Nel corso del convegno organizzato da Paradigma Srl su “La fiscalità dei soggetti IAS/IFRS” ho, tra l’altro, trattato dei poteri dell’Amministrazione finanziaria al cospetto di voci di bilancio espressive di scelte discrezionali riservate dagli IAS/IFRS ai suoi estensori.
Il rinvio ai criteri di qualificazione, imputazione temporale e classificazione in bilancio previsti dagli IAS/IFRS stabilito dall’art. 83 del TUIR implica che le relative regole contabili integrino quelle fiscali, e, di riflesso, che all’Amministrazione finanziaria spetti la verifica sulla osservanza non solo delle seconde, ma anche delle prime, sia sotto il profilo della loro corretta interpretazione sia sotto quello della loro corretta applicazione.

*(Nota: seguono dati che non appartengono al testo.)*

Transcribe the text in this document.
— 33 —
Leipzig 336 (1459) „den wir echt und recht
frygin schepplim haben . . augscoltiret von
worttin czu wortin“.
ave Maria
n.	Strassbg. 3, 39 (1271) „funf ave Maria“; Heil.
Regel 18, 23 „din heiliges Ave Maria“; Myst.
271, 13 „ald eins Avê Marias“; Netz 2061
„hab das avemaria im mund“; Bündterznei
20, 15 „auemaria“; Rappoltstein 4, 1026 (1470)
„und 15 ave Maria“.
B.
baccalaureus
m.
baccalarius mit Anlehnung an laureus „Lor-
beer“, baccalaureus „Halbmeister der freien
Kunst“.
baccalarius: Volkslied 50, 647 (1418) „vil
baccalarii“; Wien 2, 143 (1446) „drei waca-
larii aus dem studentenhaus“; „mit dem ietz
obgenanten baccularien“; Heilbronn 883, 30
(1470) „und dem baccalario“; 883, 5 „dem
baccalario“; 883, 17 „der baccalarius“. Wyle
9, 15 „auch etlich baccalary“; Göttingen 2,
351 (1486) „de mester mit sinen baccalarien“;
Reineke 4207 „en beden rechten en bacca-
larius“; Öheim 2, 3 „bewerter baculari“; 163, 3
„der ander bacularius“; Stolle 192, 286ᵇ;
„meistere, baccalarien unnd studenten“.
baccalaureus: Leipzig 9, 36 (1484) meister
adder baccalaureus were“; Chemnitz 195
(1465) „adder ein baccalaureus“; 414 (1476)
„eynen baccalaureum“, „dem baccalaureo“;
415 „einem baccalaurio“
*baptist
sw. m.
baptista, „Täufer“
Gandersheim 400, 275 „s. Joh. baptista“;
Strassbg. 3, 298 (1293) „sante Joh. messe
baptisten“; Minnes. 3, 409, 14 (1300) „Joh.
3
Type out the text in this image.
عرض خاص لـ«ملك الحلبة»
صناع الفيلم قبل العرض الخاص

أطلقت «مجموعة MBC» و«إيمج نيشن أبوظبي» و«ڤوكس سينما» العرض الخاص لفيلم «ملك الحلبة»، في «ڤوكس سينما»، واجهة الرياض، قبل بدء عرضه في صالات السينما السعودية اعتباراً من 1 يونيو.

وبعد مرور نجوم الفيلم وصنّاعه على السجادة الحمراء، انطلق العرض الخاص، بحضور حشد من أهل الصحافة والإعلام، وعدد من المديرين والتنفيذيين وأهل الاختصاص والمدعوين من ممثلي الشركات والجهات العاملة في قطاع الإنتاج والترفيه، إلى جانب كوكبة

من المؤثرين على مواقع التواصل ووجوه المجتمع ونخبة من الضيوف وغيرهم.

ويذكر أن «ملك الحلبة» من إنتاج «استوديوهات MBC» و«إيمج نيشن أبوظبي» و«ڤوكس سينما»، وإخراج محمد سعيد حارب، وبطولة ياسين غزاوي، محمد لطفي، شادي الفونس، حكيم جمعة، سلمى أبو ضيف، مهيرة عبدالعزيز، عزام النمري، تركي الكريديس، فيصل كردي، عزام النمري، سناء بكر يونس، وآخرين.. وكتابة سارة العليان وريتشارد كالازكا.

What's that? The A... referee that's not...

Tuttavia, poiché all’Amministrazione finanziaria non spetta riscrivere (anche se solo ai fini della determinazione dell’imponibile) le voci di bilancio, sostituendosi ai suoi estensori nella loro identificazione e definizione, maggiore è la elasticità delle regole contabili, maggiori sono, cioè, i margini di azione che consegnano agli estensori del bilancio, più ampia risulta la cerchia delle soluzioni compatibili con le regole medesime, e minore lo spazio a disposizione dell’Amministrazione finanziaria per un intervento in rettifica, dovendo la stessa dimostrare, per affermare che la loro applicazione non è avvenuta correttamente, che, alla luce delle informazioni e conoscenze acquisite o acquisibili (se avessero fatto uso dell’ordinaria diligenza) dagli estensori del bilancio al momento della sua predisposizione, la soluzione contabile adottata non è collocabile all’interno della predetta cerchia.
Nella circolare 7 del 2011, l’Agenzia delle Entrate ha avvertito che, “qualora i principi contabili internazionali consentano di effettuare scelte meramente discrezionali senza prevedere un criterio direttivo, l’Amministrazione finanziaria potrà sindacare le opzioni adottate che, sulla base di specifici fatti e circostanze, risultino finalizzate al conseguimento di indebiti vantaggi fiscali”.
È indubbio che, se, e nella misura in cui, alle regole contabili si attribuisce (anche) il ruolo di regole fiscali, il contrasto con le loro finalità configura quel contrasto con le finalità delle norme fiscali che consente di qualificare i vantaggi fiscali come indebiti ai sensi della clausola antiabuso di cui all’art. 10-bis della l. 212/2000.
È altrettanto indubbio, però, che, quando la normativa tributaria rinvia a quella contabile, e quest’ultima offre la possibilità di scegliere tra soluzioni diverse, con implicazioni diverse sul piano impositivo, la scelta di quella fiscalmente più conveniente (a prescindere dalle ragioni per le quali è stata in concreto effettuata) non può, di per sé, connotare i risparmi ottenuti come indebiti. Ed invero, nel momento in cui rinvia alla normativa contabile, quella tributaria inevitabilmente assume come propria la possibilità di scegliere tra le diverse soluzioni che la prima offre. L’opzione contabile diventa opzione fiscale, e l’opzione fiscale, per definizione, può connettersi anche soltanto (anzi, tipicamente si connette unicamente) a logiche di risparmio d’imposta.